We will investigate different techniques to describe protein-ligand complexes, ranging from protein-ligand interaction fingerprint to machine learning-based docking score and full free energy calculations. Using the exponential increase in structural biology throughput possible at the Prof von Delft’s XChem facility, we will develop a new class of descriptors. This work will utilize open source software, including tools developed within our teams, and new developments can be contributed to the open source community.
A related question is deconvoluting biophysical assay data, as the assays are done directly to crude reaction mixtures rather than purified product.

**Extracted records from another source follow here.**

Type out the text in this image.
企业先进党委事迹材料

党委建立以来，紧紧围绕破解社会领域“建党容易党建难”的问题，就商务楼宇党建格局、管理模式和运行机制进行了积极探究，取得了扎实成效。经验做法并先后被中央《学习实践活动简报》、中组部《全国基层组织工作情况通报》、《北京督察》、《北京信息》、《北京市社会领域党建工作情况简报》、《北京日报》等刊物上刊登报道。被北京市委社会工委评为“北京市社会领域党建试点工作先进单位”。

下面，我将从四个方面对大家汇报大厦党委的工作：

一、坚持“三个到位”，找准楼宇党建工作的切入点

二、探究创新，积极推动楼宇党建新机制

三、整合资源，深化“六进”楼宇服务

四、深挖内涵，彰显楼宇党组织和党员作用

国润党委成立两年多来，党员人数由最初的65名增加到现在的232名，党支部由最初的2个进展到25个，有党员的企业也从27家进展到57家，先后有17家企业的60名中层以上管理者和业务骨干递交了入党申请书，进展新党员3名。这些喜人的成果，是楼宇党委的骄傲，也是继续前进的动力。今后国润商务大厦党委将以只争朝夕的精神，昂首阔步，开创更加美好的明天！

We will investigate approaches such as Bayesian statistics to rigorously determine the number of chemical components in the system, as well as incorporating ideas such as using the predicted binding affinity from the structural biology-based machine learning model described above as a prior.
The von Delft group and The Oxford Protein Informatics group (OPIG) led by Professor Deane have complementary expertise, and a collaboration is essential to achieving the project goals. The von Delft group has a track record in high throughput structural biology, robotic synthesis and biophysical assays. OPIG is a world leading group in the area of AI for small molecule design and all code from OPIG is made available as open source. IBM researchers will contribute skills at the intersection of molecular discovery, computational chemistry and AI to this collaboration. Dr. Cornell leads the drug discovery strategy within IBM Accelerated Discovery Research and Dr. Morrone develops computational methods to combine structural data and simulation with artificial intelligence.